Le développement de la littérature populaire et de la vie nocturne dans le monde de l'ukiyo nécessite de la publicité et stimule la production des illustrateurs populaires ; la xylographie d'ukiyo-e devient une importante forme d'art. Bien qu'elle prenne d'abord la forme de tirages linéaires auxquels s'ajoute de la couleur à l'aide de nouvelles techniques venues de Chine, à la fin du XVIIe siècle est mise au point une technique de nombreux blocs qui permet la réalisation de cartons d'un grand raffinement. Destinés à la consommation de masse, ce sont des illustrations, des affiches faites à la main pour les théâtres ou les maisons de geisha, ou des souvenirs de lieux célèbres, œuvres considérées comme éphémères et vulgaires, qui ne sont pas reconnues comme œuvres d'art dignes d'estime jusqu'à la fin de l'époque d'Edo. Le premier graveur sur bois à devenir célèbre est Hishikawa Moronobu (1618-1694) ; Suzuki Harunobu (1725-1770) développe et perfectionne l'utilisation de la couleur à un niveau incomparable ; Kitagawa Utamaro (1753-1806) est spécialisé dans les types féminins idéalisés ; Katsushika Hokusai (1760-1849) et Hiroshige (1797-1858) connus pour leurs paysages et lieux célèbres, peignent avec beaucoup de vigueur et d'effets visuels[7].
Le genre dramatique, qui commence avec des jongleurs et des danseurs de rue, évolue au cours de l'époque d'Edo vers un important théâtre de marionnettes, le ningyō jōruri et vers le raffiné théâtre kabuki. La piètre moralité des premières femmes qui se présentent en qualité d'interprètes provoque la censure officielle, de sorte que le théâtre atteint un sommet d'abord avec les spectacles de marionnettes, et lorsque le kabuki atteint son apogée, il ne peut être interprété que par des hommes, ce qui, avec l'influence du drame nō, donne naissance à une tradition théâtrale unique. Chikamatsu Monzaemon (1653-1724) est l'auteur le plus important des théâtres jōruri et kabuki, avec des récits historiques consacrés aux samouraïs et des œuvres relatives à la vie des chōnin[7].

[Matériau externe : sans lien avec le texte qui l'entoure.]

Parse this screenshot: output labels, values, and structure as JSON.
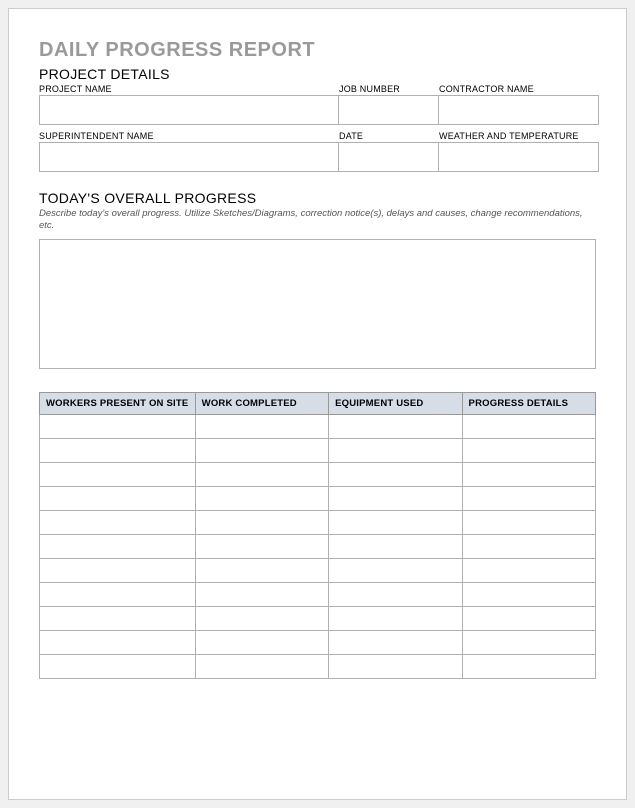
{
  "title": "DAILY PROGRESS REPORT",
  "sections": {
    "details_heading": "PROJECT DETAILS",
    "progress_heading": "TODAY'S OVERALL PROGRESS",
    "progress_helper": "Describe today's overall progress.  Utilize Sketches/Diagrams, correction notice(s), delays and causes, change recommendations, etc."
  },
  "fields": {
    "project_name": {
      "label": "PROJECT NAME",
      "value": ""
    },
    "job_number": {
      "label": "JOB NUMBER",
      "value": ""
    },
    "contractor_name": {
      "label": "CONTRACTOR NAME",
      "value": ""
    },
    "superintendent_name": {
      "label": "SUPERINTENDENT NAME",
      "value": ""
    },
    "date": {
      "label": "DATE",
      "value": ""
    },
    "weather": {
      "label": "WEATHER AND TEMPERATURE",
      "value": ""
    }
  },
  "progress_text": "",
  "table": {
    "headers": [
      "WORKERS PRESENT ON SITE",
      "WORK COMPLETED",
      "EQUIPMENT USED",
      "PROGRESS DETAILS"
    ],
    "rows": [
      [
        "",
        "",
        "",
        ""
      ],
      [
        "",
        "",
        "",
        ""
      ],
      [
        "",
        "",
        "",
        ""
      ],
      [
        "",
        "",
        "",
        ""
      ],
      [
        "",
        "",
        "",
        ""
      ],
      [
        "",
        "",
        "",
        ""
      ],
      [
        "",
        "",
        "",
        ""
      ],
      [
        "",
        "",
        "",
        ""
      ],
      [
        "",
        "",
        "",
        ""
      ],
      [
        "",
        "",
        "",
        ""
      ],
      [
        "",
        "",
        "",
        ""
      ]
    ]
  }
}
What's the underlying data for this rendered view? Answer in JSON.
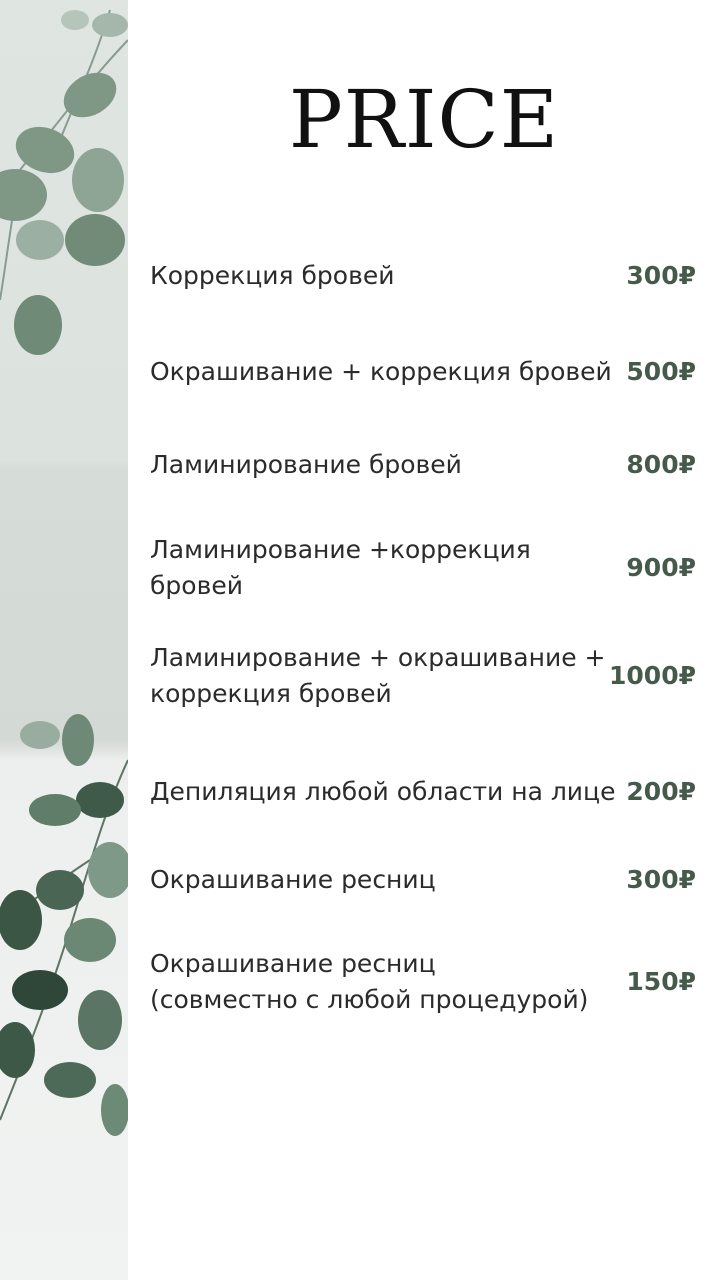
{
  "title": "PRICE",
  "colors": {
    "price": "#465a4c",
    "text": "#2b2b2b",
    "leaf": "#7b9482",
    "panel": "#dfe5e1"
  },
  "items": [
    {
      "label": "Коррекция бровей",
      "price": "300₽"
    },
    {
      "label": "Окрашивание + коррекция бровей",
      "price": "500₽"
    },
    {
      "label": "Ламинирование бровей",
      "price": "800₽"
    },
    {
      "label": "Ламинирование +коррекция бровей",
      "price": "900₽"
    },
    {
      "label": "Ламинирование + окрашивание +\nкоррекция бровей",
      "price": "1000₽"
    },
    {
      "label": "Депиляция любой области на лице",
      "price": "200₽"
    },
    {
      "label": "Окрашивание ресниц",
      "price": "300₽"
    },
    {
      "label": "Окрашивание ресниц\n(совместно с любой процедурой)",
      "price": "150₽"
    }
  ]
}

L'essor socio-économique des chōnin s'apparente à la montée à peu près contemporaine de la classe moyenne en Occident. En dépit de leur importance, les chōnin ne sont pas aussi connus à l'extérieur du Japon que le sont les samouraïs et les ninjas. Cependant, ils jouent un rôle clé dans le développement de produits culturels japonais tels que l'ukiyo-e, le rakugo et l'artisanat contemporain. Les idéaux esthétiques comme l'iki, le tsū et l'inase se développent aussi parmi les chōnin.